The Magnetic Fields -- "Walk a Lonely Road" (2010)


Walk a lonely road with me
I will walk with you
Half as lonely we will be
When we walk as two

There's a lot of faux innocence in the world today.  But true innocence is in short supply.

Perhaps the most unashamedly innocent artist of the last several hundred years was William Blake, the English poet, painter, and printmaker.  His Songs of Innocence, a collection of short poems accompanied by the author's engravings that was first published in 1789, addresses childhood and innocence.


"Walk a Lonely Road" has the feel of some of Blake's poems.  The song is quite short -- two eight-line verses and an eight-line chorus.  It uses very simple language (I don't think there's a three-syllable word in the entire song) and both the verses and the chorus have a very simple rhyme scheme: A-B-A-B-C-B-A-B.  The average fourth-grader would have no trouble reading and explaining the lyrics.

Here's the first verse, sung by a male singer:

When I was a little boy
Way out in the the wood
I had neither friend nor toy
Never knew I could
When I found this lonely road
Off I walked for good
When I was a little boy
Way out in the wood

Here's the second verse, sung by a female singer:

When I was a little girl
On the lonesome plain
I had neither pal nor pearl
Mostly wind and rain
One day I set out along
A little winding lane
When I was a little girl
On the lonesome plain

Here's the chorus, the first four lines of which were quoted above.  It is sung by both singers after the first verse and then repeated after the second:

Walk a lonely road with me
I will walk with you
Half as lonely we will be
When we walk as two
If the road goes straight uphill
We'll admire the view
Walk a lonely road with me
I will walk with you

"Walk a Lonely Road" is from the Magnetic Fields' 2010 album, Realism.  The male singer is Stephin Merritt, and the female singer is Claudia Gonson, who have known each other since high school.  Gonson also manages the band.


The group is named after the novel Les Champs Magnétiques, by French author Andre Breton, the founder of surrealism.  That's about as intellectual as it gets, boys and girls.  

Merritt has never met his father, folk singer Scott Fagan.  Fagan have a brief affair with Merritt's mother, who was married to a man named Merritt at the time.

Scott Fagan then
Scott Fagan now
Scott Fagan doesn't seem to be playing with a full deck these days (if he ever was) -- I'd say he's at least half a bubble off plumb.  Click here to visit his website.  

This is what Fagan had too say when an interviewer asked him if had left Merritt and his mother when Stephin was just a year old:

No, I don't know where that story came from, the fact is I have never seen the little knobby noggin in my life, and I wasn't even sure that he existed until very recently.
Fagan then went on to compare himself to his very successful "little knobby noggin":

I am delighted to have become aware of Stephin and his music.  I'm amazed at how much alike we sound and further, how unbelievably familiar the song writing is to me considering that we have never met.  I'm equally amazed at the many parallels in our lives.  It is really extraordinary. I am happy for his success.  I know better than most, how difficult a life in music can be.

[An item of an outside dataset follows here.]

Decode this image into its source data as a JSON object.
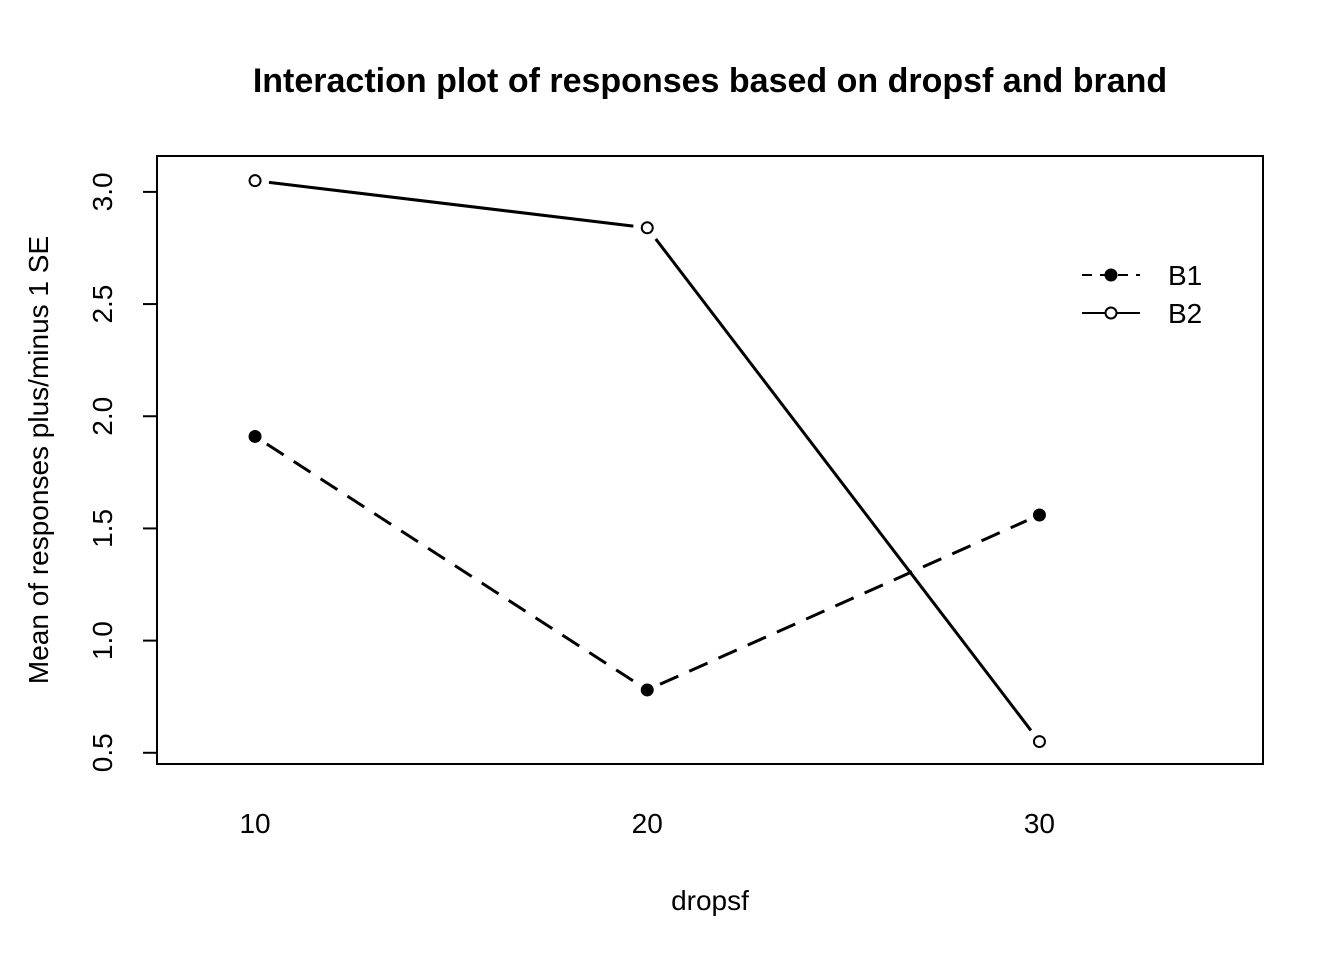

However, Scott Fagan is not completely devoid of self-awareness:

I think that Stephin's manager, Claudia Gonson has done a really superb job for him.  My career, on the other hand, has been mismanaged by the most preserverent [sic] and defiant "idiot savant" I've ever known.  That would be me.  I wish them every possible success and happiness and look forward to meeting someday. 

Merritt is openly gay.  Claudia Gonson may or may not be gay.

Claudia Gonson
Read this quote from her and tell me what you think it means:

When we started Magnetic Fields we purposely had one lesbian, one gay guy, one straight woman, and one straight man. The audience could identify with whomever they wanted. I hang out with more gay women now, but I guess I'm more of a fag hag than a lezzie hag.

The Magnetic Fields have released almost a dozen albums over the past 20 years.  2 or 3 lines is very late to the Magnetic Fields party -- which is not exactly a man-bites-dog story.

Stephin Merritt
I'm not sure if I will ever be a big fan of the group's music, but I do know that this is a unique and noteworthy song.  Listen to it a time or two -- it does cast a certain spell.